[Pendekar Shenzhou] Bab 4 - Si Dewa Iblis Berlengan Besi
“Dimana letak ‘Hamparan Batu Raksasa’ (jushi shoal) ?”
“Cari seseorang untuk kita tanyai.”
“Jangan, nanti malah mengusik ular dalam rumput. Lebih baik kita minta seorang kenalan menuntun kita ke sana.”
“Siapa?”
“Kepala opsir, He Kun.”
Awan hitam menumpuk rapat. Walau langit sudah kelam pekat, tetap terasa perubahan cepat di angkasa. Angin dan awan saling bertarung, sesekali kilatan petir bagai ular emas menerangi langit yang bergolak.
Di tengah angin bergemuruh dan awan berputar, Xiao Qiushui dan yang lain mengetuk pintu rumah He Kun.
Pintu berderit terbuka.

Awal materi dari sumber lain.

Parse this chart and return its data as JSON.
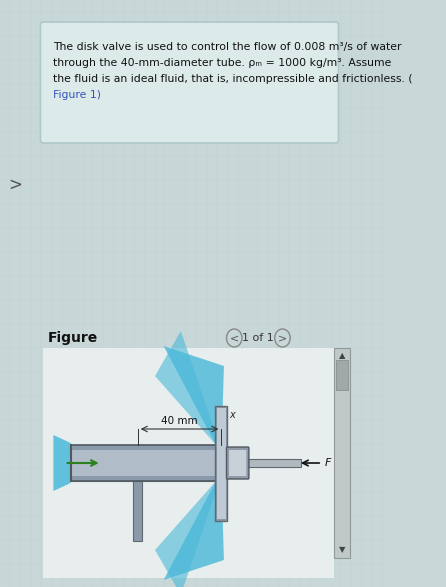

He Kun muncul dengan tubuh berbalut kain perban; lukanya jelas belum pulih, namun sebagai seorang yang terbiasa berlatih bela diri, semangatnya tetap keras dan tegar.
“Para pendekar berkunjung di tengah hujan badai, entah ada keperluan apa…?”
“Kau tahu di mana lokasinya ‘Hamparan Batu Raksasa’?”
“Aku tahu.”
“Iron Arm Demon sekarang ada di sana!”
*catatan: (Dewa Iblis Berlengan Iblis selanjutnya disebut Iron Arm Demon agar lebih singkat)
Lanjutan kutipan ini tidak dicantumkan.